Mencoba Memahami Langkah Telkom Memblokir Netflix

Grup Telkom hari ini menggegerkan industri digital dengan memutuskan memblok akses ke Netflix. Konsumen tidak bisa lagi menggunakan layanan IndiHome, WiFi.id, dan Telkomsel untuk mengakses layanan streaming video paling populer yang baru saja melebarkan usahanya di Indonesia ini. Mengingat pemerintah sendiri tidak menjatuhkan keputusan Netflix, disinyalir hal ini adalah antisipasi persaingan bisnis yang kurang elegan.

Sebelumnya Menkominfo Rudiantara sudah menegaskan bahwa pemerintah tidak akan memblok Netflix dan memberikan tenggat waktu satu bulan bagi Netflix untuk mengurus perizinan badan usaha (atau bersinergi dengan layanan lokal) dan memastikan kontennya lulus sensor. Hal ini berbeda dengan sikap pemerintah yang memblok Vimeo karena disinyalir memiliki konten dianggap “tidak sesuai”.

Ternyata Grup Telkom, yang notabene adalah perpanjangan tangan pemerintah, mendahului pemerintah dalam hal “memutuskan hubungan” dengan Netflix.

Direktur Consumer Telkom Dian Rachmawan mengatakan:

“Kami blokir Netflix karena tidak memiliki izin atau tidak sesuai aturan di Indonesia, dan banyak memuat konten yang tidak diperbolehkan di negeri ini. Kami ini Badan Usaha Milik Negara (BUMN), harus menjadi contoh dan menegakkan kedaulatan Negara Kedaulatan Republik Indonesia (NKRI) dalam berbisnis.

Kita maunya kalau berbisnis itu harus mematuhi aturan Indonesia. Di luar negeri mereka (Netflix) lakukan kerja sama dengan beberapa operator, masa di sini tidak? Padahal, jika kerja sama dengan operator lokal banyak manfaat didapatkan kedua belah pihak.”

Kalau kerja sama langsung, kita bisa kelola Netflix melalui platform Over The Top (OTT) yang dimiliki Telkom.”

Ada beberapa hal tersirat dari pernyataan Dian tersebut. Kami melihat masalah utama Telkom terhadap Netflix adalah keengganannya untuk bekerja sama dengan pihak lokal, sebagaimana yang dilakukan dengan beberapa operator di negara lain. Telkom mengisyaratkan sebaiknya Netflix jika ingin berbisnis di Indonesia harus bermitra dengan pihak lokal.

Selain itu, Telkom sesungguhnya memiliki beberapa layanan video on-demand yang secara langsung bersaing dengan Netflix.
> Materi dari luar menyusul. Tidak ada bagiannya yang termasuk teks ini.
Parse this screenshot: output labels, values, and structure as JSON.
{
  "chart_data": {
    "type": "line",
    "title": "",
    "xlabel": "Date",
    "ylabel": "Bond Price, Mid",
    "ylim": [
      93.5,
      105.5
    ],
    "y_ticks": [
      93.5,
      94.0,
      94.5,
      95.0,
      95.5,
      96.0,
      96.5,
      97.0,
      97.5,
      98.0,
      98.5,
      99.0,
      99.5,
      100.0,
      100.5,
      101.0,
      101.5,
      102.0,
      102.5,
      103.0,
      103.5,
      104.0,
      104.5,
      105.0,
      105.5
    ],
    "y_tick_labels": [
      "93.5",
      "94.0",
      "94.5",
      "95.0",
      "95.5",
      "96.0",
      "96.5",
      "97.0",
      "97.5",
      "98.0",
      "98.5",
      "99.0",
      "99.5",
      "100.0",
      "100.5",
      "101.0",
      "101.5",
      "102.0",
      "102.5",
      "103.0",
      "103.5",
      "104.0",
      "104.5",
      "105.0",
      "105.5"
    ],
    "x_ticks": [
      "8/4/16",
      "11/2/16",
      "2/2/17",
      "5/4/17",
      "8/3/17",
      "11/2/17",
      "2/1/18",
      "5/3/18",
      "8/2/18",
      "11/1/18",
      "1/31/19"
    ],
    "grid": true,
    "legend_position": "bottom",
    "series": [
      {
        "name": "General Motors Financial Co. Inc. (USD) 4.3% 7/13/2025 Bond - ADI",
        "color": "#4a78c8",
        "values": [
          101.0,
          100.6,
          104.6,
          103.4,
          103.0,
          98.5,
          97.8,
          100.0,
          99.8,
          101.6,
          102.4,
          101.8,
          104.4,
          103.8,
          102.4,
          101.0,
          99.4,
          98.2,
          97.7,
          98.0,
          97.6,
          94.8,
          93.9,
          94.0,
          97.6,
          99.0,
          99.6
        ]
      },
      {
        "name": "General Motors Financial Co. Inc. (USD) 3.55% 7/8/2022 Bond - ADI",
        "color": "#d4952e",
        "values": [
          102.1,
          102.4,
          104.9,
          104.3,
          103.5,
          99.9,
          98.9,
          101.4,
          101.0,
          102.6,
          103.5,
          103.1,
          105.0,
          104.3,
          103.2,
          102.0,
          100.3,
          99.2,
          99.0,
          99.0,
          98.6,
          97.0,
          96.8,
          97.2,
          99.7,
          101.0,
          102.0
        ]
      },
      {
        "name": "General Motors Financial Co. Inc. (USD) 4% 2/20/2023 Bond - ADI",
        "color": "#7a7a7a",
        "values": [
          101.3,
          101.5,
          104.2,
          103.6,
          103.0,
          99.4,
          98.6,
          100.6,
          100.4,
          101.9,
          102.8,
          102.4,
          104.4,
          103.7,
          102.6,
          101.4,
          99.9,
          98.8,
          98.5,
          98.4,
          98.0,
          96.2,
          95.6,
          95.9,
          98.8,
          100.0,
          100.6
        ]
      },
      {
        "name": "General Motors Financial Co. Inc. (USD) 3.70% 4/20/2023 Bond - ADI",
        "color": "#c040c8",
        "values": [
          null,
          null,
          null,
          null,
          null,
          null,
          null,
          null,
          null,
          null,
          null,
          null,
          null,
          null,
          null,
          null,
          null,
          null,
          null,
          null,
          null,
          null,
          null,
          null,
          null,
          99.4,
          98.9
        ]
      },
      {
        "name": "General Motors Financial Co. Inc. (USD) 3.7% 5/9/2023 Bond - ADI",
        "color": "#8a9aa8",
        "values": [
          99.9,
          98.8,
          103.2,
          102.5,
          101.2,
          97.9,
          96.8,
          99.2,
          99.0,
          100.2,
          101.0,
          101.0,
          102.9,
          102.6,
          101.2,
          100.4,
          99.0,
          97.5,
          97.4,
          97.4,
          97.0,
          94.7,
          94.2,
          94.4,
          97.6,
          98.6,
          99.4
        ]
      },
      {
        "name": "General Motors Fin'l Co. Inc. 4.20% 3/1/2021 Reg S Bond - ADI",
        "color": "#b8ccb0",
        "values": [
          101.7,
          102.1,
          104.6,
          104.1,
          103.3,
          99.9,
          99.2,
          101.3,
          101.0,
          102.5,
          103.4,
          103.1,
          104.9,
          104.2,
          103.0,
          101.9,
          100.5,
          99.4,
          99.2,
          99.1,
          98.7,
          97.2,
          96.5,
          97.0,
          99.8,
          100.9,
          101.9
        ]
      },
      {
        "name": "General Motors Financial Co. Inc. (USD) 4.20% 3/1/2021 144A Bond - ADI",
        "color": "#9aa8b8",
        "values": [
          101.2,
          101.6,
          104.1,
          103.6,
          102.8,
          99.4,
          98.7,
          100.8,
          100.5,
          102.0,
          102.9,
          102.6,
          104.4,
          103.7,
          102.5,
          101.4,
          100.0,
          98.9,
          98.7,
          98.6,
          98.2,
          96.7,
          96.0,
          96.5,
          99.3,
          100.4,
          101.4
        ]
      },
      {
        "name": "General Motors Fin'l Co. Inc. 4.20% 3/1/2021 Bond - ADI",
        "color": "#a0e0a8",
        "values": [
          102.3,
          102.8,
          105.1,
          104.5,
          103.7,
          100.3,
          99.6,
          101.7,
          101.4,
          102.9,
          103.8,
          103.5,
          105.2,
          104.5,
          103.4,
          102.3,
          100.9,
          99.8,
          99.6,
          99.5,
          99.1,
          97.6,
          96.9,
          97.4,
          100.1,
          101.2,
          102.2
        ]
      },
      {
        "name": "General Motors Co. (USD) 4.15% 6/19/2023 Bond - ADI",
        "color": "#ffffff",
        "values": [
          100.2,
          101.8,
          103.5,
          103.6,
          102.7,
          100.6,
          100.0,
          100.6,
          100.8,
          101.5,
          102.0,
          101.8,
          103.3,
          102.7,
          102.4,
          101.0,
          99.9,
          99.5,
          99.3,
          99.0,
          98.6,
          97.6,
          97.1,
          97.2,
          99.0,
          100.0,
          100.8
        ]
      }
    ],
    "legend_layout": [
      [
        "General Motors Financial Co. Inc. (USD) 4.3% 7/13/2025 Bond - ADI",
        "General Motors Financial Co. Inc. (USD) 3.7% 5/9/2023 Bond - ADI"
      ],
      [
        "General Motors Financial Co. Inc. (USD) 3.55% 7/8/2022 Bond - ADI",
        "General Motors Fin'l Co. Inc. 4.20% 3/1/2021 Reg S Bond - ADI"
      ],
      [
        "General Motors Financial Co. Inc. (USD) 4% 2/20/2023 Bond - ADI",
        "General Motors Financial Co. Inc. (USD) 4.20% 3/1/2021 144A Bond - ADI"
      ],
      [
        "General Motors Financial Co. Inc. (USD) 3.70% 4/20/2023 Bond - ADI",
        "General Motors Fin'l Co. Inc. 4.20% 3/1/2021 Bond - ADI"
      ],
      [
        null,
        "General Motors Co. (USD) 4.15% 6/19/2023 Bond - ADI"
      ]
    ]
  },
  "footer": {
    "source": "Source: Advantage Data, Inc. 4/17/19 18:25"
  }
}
Mereka adalah Moovigo (yang dimiliki Telkomsel), UseeTV, dan yang akan datang HOOQ (yang dibawa SingTel Group melalui Telkomsel).

Sulit untuk memahami langkah Telkom ini di luar unsur persaingan bisnis, mengingat pemerintah sebagai pemilik Telkom belum memutuskan blokir terhadap Netflix.

Telkom menganggap Netflix masih kecil dan tidak masalah untuk diblokir, tapi data menunjukkan pertumbuhan konsumsi video online (atau on-demand) di Indonesia bertumbuh sangat pesat dan suatu saat bakal mengguncang hegemoni televisi. Bagi Netflix, meskipun merugikan, langkah Grup Telkom ini adalah publikasi gratis yang justru mendorong masyarakat ingin tahu lebih banyak mengapa sampai Telkom melakukan hal ini.

Dalam sebuah kolom di The Motley Fool, penulis Anders Bylund empat hari lalu menuliskan ia memahami Indonesia sebagai pasar sulit tetapi harus menjadi prioritas Netflix mengingat potensi 250 juta penduduknya tidak bisa dianggap remeh. Ia menyarankan CEO Reed Hastings untuk segera datang ke Jakarta dan menyelesaikan masalah ini dengan pihak terkait untuk memastikan Netflix memiliki posisi yang kuat ketika layanan video on-demand sudah booming di sini.

Buat kami, langkah Telkom ini semata-mata adalah keputusan strategis bisnis dan cukup disayangkan jika langkah yang diambil kurang elegan. Memblokir layanan legal dan tetap membolehkan akses terhadap layanan ilegal, seperti torrent, berarti tidak memperbesar pasar industri konten yang selama ini dimakan oleh pembajakan.

Kehadiran Netflix bersifat disruptive, seperti halnya Uber terhadap layanan transportasi. Meskipun pelaku bisnis yang sudah ada tidak menyukai mereka, demand (dan perlawanan) pasti akan ada jika konsumen menyukai layanan yang ditawarkan. Kita tunggu bagaimana reaksi Netflix dan pemerintah, dan kompromi seperti apa yang akan dilakukan.